Humans are designed, by nature, to learn. We learn through self-directed play and exploration. We learn by doing and by trial and error. We learn when we have a specific need or desire, or when we are physically involved in something. We learn by digging deep into topics of interest. We learn by teaching others and when we see the impact or consequence of what we are learning.

Turns out, the way formal schooling is set up does not match the usual ways humans learn. 

We've taken learning out of context by putting it into an institutional framework that prioritizes grades, conformity,  and compliance over 
joy, curiosity, and exploration. A framework that is disconnected from student’s interests, increasingly irrelevant to what happens in the real world, and largely divorced from what we know about how and why students learn.

While this may work for some kids, for most others learning in this context leads to resistance, corner-cutting, and fixation on grades and credentials.

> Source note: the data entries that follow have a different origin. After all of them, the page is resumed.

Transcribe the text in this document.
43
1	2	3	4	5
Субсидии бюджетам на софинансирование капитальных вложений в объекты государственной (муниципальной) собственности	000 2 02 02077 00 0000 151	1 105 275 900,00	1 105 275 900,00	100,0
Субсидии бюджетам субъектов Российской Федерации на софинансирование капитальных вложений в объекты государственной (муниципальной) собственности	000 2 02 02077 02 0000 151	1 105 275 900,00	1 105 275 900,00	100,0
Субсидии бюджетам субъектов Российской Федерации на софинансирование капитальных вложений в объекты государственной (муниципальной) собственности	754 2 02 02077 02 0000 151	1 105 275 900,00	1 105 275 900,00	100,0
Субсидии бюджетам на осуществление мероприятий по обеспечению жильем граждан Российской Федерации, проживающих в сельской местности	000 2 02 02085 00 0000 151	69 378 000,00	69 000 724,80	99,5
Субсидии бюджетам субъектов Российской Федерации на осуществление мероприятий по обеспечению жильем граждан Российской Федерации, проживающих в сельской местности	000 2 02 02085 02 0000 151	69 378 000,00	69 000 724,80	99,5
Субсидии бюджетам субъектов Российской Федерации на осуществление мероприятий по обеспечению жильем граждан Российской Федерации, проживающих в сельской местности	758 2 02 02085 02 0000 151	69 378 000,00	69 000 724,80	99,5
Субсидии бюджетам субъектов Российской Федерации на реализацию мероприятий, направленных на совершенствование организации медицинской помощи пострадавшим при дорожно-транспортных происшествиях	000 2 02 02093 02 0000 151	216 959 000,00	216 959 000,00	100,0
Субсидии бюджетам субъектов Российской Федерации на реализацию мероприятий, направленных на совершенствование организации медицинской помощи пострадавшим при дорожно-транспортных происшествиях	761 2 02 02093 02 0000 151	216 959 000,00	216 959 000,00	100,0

Worse yet, they tend to forget what they “learned,” once they take the test. 

Think about your own school experience. How much of the “learning” that happened in school stuck over the years? I’m guessing very little. 

That’s because the learning that occurs in formal schooling is mostly an imitation of learning. 

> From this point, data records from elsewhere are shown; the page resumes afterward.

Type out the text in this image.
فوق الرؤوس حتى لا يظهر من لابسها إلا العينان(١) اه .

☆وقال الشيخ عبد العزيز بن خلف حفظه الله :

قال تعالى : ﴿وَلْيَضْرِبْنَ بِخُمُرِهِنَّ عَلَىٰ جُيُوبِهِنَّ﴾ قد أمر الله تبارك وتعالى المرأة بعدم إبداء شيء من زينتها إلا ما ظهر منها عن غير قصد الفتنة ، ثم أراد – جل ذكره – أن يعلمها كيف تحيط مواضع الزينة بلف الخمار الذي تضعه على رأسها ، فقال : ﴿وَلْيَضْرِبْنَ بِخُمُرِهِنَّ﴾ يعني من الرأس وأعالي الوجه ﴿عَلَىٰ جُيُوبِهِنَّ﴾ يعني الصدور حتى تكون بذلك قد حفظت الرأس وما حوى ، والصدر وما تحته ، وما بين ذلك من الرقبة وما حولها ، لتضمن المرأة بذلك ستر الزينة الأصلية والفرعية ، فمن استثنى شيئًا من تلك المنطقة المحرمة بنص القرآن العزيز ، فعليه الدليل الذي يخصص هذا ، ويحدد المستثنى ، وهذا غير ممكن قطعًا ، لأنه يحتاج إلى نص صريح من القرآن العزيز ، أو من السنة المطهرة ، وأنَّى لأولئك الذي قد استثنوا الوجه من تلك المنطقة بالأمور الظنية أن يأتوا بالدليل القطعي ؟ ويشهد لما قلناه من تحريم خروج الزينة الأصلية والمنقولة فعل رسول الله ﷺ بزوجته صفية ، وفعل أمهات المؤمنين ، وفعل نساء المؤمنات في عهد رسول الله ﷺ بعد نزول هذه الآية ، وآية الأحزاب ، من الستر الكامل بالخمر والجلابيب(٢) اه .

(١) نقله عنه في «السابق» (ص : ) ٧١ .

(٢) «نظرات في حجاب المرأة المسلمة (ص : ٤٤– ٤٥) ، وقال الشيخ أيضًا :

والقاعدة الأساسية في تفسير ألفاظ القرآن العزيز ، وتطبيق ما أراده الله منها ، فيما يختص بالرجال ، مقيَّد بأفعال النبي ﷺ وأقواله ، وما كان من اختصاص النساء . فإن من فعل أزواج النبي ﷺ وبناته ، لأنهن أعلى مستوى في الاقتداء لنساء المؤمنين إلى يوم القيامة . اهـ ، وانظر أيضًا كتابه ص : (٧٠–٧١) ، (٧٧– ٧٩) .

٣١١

Many adults have a hard time seeing this because kids are adaptable and, in an attempt to navigate a flawed system, they pick up on how to do things in order to appear as if they are  “learning”. In other words, kids learn to play the game of school.

The game of school is easy to master. Kids quickly pick up on what a “successful student” looks like: they raise their hand every few minutes to get their participation grade, appear to be paying attention in class, and figure out what the teacher wants in order to produce it. They try to get away with doing as little as possible and learn what to do in order to pass the test. Many default to cutting corners so they can get the  “learning” out of the way as quickly as possible and head off to do what really matters to them. 

Can we blame them? Given the framework we’ve created for school, what incentives do kids have to value “learning” over grades? None that I can see. 

The good news is, learning is not strictly limited to what happens in formal schooling. Kids can learn anywhere.

We need to give similar importance to how kids can learn outside of school.

One way to do this is encouraging them to solve problems that they care to solve because they are meaningful to them —and that’s where we’re starting at Synthesis.